What to Expect in Math: Many preschoolers have already learned to chant the numbers from 1-10 and often much higher. But in kindergarten math teachers work on key early concepts of mathematical reasoning. In the very beginning of the year, expect to see lots of objects for counting; this is because teachers want to make sure that students deeply understand that numbers aren't just singsongs, but symbols that represent real things whether it's cubes or blocks or shoes. They'll also work with pattern blocks and shapes, learning to create and recognize repetitive patterns that they'll translate into abstract skills in upper grades. As kindergarteners work with these patterns, they'll also compare sizes, discovering concepts like more, less, and same. When they have fully grasped early counting, they may also go on to break up numbers: odd and even, counting by twos; and doing early addition, especially with hands-on discovery activities.

What to Expect in Science: Kindergarten science is frequently embedded in math and literacy work. A common core science skill in kindergarten, for example, is sorting objects and categorizing them by a variety of criteria, such as "dead" and "alive," or "plant" and "animal." Don't expect those skills to be taught with lab coats and beakers. Instead, teachers will often use books, or hands-on activities, or create mathematical representations such as bar graphs. You can help your child learn to fall in love with science, by introducing fun, hands-on activities at home.

What to Expect in Social Studies: Virtually every kindergarten curriculum includes work on understanding that kids live in a town or community beyond the boundaries of their home. It also covers key American holidays, and examines rules that everyone must follow so that home, school, and community are all safe places.

With so many preschools offering challenging material, some kids may enter kindergarten already reading, or perhaps messing around with math problems that could belong in higher grades. This does not mean that the "simple" topics of kindergarten are a waste of time; what's important is that your child have a deep, automatic understanding of key concepts. And no matter what the topic, teachers expect to adjust lessons to the many learning styles in the room.

A fundamental goal of every kindergarten classroom is to help kids understand not just the "what" of school curriculum, but the "how." Just as important as mastering phonics will be learning to sit still for story time; handle playground time; make new friends; follow the teacher's directions, and manage school routines. Just as with reading or math, teachers will not expect little adults. But they will ask children to work in groups, do structured, age-appropriate activities, and listen to adults in charge. Watch a neat line of kindergarteners following a teacher to lunch or the library and it all looks easy. But step inside a classroom, especially in September, and it can look like rocket science. If your child still struggles heavily with these behaviors in June, you can expect the school to be quite concerned. But at the beginning of the year, it's not a worry.
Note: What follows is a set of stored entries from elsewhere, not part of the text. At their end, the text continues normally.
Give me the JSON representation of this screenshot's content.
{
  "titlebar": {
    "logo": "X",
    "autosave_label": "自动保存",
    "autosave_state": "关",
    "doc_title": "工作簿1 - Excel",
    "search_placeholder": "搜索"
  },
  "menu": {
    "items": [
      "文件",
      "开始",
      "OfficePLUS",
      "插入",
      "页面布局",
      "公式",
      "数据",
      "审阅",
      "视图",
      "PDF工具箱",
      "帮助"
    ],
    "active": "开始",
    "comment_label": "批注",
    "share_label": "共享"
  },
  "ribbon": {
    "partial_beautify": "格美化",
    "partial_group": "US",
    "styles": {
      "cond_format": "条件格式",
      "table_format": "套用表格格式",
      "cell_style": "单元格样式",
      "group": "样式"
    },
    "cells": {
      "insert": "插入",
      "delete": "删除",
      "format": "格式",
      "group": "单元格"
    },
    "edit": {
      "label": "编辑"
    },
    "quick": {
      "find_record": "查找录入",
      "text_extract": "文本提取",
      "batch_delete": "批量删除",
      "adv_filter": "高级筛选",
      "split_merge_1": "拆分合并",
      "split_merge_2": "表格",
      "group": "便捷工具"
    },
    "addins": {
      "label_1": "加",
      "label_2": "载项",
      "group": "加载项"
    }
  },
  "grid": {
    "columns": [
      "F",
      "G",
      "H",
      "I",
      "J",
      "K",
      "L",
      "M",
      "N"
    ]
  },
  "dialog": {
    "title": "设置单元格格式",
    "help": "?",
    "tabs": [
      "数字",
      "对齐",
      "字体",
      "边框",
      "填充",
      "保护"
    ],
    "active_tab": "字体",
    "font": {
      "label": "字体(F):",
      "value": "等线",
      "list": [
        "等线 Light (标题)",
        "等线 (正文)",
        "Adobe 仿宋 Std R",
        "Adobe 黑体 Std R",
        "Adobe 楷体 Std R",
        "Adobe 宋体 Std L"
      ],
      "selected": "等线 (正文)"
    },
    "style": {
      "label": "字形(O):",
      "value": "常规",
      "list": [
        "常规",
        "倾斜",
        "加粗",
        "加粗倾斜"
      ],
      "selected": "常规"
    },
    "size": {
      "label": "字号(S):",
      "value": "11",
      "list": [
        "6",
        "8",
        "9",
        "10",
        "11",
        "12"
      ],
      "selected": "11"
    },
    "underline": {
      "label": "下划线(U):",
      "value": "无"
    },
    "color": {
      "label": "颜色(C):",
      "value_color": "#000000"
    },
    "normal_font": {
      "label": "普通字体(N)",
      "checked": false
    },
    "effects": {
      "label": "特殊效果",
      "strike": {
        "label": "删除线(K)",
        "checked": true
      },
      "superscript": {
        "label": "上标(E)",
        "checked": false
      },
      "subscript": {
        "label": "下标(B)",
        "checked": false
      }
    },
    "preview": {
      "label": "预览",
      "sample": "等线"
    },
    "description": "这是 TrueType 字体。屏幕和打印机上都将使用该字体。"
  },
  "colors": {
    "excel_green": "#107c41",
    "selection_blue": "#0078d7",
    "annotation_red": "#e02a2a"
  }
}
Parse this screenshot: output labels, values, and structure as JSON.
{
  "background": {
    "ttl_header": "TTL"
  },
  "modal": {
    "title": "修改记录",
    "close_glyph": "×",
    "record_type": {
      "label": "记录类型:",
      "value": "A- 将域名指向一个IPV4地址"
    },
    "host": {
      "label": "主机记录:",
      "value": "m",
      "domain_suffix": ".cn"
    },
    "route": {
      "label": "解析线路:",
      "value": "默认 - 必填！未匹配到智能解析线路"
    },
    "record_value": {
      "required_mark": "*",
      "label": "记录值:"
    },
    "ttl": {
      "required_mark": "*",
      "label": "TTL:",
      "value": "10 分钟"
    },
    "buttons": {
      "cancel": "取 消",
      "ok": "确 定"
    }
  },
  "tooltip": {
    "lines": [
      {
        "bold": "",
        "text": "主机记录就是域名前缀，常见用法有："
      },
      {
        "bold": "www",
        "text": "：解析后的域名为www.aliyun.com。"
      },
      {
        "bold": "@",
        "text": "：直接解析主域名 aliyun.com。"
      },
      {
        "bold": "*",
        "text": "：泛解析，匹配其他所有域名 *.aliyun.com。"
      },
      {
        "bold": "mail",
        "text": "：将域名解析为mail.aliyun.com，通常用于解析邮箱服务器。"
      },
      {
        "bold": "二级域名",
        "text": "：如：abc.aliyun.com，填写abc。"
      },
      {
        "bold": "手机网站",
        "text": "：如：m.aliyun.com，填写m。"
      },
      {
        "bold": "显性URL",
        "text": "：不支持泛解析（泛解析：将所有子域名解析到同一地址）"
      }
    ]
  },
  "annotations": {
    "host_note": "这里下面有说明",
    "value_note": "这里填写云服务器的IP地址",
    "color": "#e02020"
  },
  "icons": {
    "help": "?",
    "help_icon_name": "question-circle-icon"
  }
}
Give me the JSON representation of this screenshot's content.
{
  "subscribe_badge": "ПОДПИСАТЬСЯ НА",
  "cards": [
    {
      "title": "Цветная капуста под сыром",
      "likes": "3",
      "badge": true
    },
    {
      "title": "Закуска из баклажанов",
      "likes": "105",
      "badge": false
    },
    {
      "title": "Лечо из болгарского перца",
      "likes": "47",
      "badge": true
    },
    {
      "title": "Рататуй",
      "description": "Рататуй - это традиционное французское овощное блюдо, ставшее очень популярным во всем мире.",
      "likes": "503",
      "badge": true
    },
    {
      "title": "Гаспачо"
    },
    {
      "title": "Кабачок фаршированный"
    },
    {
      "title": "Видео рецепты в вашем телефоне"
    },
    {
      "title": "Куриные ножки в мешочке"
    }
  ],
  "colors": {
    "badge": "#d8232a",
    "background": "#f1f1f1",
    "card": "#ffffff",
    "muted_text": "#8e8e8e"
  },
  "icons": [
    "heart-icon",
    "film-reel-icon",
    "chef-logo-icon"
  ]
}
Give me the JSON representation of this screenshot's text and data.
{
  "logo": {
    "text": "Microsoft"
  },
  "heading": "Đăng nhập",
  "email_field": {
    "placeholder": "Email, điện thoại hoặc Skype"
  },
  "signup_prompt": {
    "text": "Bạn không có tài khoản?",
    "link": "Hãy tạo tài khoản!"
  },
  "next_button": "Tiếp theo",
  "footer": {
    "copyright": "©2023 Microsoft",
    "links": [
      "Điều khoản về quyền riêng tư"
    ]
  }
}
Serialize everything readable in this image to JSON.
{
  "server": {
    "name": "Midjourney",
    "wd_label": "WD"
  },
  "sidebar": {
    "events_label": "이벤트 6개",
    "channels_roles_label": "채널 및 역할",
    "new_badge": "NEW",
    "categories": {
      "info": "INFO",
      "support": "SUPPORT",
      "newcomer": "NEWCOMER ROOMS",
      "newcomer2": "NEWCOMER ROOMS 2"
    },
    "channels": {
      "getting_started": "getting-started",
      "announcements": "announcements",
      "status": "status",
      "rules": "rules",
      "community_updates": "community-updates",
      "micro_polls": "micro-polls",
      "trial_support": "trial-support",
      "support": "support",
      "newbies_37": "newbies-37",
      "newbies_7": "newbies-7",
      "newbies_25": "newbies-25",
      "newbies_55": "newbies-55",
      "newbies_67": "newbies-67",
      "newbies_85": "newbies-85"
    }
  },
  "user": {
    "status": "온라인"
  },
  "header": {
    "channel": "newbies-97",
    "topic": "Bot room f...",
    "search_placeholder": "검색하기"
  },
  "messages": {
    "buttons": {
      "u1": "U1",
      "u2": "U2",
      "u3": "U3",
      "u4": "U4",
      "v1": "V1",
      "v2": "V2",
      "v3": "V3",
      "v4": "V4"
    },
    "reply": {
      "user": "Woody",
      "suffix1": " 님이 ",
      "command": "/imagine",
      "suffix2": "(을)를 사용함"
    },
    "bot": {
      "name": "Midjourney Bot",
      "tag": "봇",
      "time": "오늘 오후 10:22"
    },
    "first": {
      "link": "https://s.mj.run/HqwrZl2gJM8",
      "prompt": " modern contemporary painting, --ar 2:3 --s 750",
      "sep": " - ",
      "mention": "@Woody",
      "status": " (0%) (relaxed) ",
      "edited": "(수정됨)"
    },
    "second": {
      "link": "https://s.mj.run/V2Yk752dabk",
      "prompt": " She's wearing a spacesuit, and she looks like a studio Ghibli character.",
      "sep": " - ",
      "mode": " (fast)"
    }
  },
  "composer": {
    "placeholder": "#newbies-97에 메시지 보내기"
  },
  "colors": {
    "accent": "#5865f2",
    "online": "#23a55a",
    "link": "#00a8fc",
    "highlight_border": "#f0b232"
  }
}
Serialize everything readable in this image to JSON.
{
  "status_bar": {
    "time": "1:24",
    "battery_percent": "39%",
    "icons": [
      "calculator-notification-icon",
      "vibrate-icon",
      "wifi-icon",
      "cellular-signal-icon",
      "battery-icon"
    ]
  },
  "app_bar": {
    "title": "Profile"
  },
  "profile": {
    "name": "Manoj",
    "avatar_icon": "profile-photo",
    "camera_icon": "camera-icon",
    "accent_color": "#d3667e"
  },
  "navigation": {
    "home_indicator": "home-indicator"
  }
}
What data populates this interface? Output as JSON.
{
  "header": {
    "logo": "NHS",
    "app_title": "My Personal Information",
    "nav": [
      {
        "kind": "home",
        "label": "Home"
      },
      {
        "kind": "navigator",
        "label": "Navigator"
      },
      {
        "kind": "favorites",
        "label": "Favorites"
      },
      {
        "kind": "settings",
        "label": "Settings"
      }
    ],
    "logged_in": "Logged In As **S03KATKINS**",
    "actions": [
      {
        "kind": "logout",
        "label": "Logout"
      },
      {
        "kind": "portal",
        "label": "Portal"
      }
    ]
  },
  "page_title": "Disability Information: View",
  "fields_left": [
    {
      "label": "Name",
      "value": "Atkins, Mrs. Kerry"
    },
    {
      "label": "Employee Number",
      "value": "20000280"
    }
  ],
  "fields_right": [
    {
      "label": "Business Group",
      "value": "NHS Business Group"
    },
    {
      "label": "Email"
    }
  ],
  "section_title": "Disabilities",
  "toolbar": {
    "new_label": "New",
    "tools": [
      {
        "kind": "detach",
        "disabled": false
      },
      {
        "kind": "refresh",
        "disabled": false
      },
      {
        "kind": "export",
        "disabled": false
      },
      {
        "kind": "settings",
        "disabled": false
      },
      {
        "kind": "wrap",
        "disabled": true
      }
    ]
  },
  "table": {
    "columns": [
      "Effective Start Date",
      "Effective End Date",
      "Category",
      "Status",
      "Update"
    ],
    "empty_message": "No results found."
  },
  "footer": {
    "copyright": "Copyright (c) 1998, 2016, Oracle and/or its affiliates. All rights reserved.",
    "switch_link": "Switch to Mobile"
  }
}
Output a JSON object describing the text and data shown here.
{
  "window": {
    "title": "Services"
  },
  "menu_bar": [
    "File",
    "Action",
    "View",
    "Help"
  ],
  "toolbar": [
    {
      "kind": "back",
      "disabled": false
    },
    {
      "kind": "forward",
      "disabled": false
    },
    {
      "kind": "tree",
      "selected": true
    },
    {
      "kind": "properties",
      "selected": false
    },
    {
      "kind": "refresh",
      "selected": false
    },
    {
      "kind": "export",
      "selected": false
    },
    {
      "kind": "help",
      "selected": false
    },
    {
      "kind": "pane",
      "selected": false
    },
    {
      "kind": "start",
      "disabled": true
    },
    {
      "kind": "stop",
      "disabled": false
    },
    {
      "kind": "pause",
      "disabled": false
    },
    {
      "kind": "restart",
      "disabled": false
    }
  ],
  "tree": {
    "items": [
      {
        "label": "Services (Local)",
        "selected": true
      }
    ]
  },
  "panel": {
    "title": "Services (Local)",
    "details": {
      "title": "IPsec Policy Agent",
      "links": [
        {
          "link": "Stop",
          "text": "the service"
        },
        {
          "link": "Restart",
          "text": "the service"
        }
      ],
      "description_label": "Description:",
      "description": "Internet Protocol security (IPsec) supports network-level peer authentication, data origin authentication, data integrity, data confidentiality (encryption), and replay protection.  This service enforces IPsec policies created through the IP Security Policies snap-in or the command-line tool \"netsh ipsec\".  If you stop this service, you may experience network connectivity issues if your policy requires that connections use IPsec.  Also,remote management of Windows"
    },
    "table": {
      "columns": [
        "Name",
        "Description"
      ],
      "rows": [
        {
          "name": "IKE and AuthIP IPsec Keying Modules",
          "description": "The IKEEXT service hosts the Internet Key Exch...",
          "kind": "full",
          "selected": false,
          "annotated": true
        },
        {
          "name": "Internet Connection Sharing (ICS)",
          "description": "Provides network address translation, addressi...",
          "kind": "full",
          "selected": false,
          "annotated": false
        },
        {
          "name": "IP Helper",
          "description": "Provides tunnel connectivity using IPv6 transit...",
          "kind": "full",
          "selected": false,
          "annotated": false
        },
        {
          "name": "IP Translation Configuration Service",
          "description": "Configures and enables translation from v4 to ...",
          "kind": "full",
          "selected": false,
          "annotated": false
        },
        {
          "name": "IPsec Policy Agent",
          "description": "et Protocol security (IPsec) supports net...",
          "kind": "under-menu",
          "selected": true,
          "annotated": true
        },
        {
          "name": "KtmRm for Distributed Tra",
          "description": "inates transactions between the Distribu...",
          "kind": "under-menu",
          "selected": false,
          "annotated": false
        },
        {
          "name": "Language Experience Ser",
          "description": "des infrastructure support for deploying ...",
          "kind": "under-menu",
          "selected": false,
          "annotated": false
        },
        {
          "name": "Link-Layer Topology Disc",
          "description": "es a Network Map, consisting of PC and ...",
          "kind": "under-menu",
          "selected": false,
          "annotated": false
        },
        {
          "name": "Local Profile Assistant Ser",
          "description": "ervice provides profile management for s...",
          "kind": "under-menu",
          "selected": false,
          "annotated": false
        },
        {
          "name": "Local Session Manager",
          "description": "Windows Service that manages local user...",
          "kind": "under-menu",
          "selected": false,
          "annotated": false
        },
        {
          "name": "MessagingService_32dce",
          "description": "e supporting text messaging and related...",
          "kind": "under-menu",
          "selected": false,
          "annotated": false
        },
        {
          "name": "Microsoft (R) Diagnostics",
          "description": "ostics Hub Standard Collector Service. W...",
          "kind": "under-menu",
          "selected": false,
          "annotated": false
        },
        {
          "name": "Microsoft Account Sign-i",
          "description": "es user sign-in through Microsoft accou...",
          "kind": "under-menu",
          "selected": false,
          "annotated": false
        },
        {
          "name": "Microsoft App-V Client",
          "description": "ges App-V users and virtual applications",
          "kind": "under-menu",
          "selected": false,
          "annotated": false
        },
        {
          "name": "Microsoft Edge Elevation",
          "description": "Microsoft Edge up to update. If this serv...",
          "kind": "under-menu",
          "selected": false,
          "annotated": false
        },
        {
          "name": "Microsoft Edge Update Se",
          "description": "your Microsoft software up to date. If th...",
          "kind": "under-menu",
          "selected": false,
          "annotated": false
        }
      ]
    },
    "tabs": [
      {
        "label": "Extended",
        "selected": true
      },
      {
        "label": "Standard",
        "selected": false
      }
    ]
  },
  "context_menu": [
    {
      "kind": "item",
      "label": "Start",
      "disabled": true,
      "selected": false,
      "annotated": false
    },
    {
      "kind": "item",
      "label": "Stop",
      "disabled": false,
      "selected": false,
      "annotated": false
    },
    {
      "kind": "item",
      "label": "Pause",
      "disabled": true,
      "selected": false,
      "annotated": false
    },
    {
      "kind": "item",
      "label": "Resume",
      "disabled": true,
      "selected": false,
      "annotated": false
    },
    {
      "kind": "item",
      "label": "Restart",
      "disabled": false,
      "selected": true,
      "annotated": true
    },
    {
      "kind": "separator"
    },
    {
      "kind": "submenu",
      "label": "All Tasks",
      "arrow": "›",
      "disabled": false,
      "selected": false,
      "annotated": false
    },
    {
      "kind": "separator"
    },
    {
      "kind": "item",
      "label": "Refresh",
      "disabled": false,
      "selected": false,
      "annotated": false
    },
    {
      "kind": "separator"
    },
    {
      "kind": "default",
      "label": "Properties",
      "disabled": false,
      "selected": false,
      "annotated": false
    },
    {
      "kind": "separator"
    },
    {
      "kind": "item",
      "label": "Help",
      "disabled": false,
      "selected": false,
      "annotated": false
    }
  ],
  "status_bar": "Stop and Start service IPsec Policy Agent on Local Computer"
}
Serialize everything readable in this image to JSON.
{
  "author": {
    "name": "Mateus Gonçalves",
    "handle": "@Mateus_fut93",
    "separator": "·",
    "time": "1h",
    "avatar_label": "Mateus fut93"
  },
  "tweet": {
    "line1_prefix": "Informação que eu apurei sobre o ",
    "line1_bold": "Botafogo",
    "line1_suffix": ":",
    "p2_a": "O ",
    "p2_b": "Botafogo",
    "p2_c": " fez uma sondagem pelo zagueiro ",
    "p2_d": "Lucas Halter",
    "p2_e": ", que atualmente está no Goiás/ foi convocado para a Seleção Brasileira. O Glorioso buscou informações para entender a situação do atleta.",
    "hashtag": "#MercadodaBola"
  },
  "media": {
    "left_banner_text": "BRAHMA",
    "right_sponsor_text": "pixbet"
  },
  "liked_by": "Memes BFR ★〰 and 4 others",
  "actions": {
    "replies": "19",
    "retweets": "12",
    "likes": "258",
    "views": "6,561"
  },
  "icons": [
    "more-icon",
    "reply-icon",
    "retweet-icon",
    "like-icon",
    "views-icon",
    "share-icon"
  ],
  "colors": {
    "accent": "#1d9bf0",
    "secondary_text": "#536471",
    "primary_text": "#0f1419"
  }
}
What does this mean for your child? Especially in the beginning of the year, you can expect frustrations from time to time, but overall your child should enjoy kindergarten, and should find its challenges manageable. Talk about school with your kinder. Fill your home with letters, numbers, and books. And if you have concerns, don’t hesitate to talk to your teacher. Kindergarten is a frontier year, and with support from loving adults, just about every child can settle in just fine.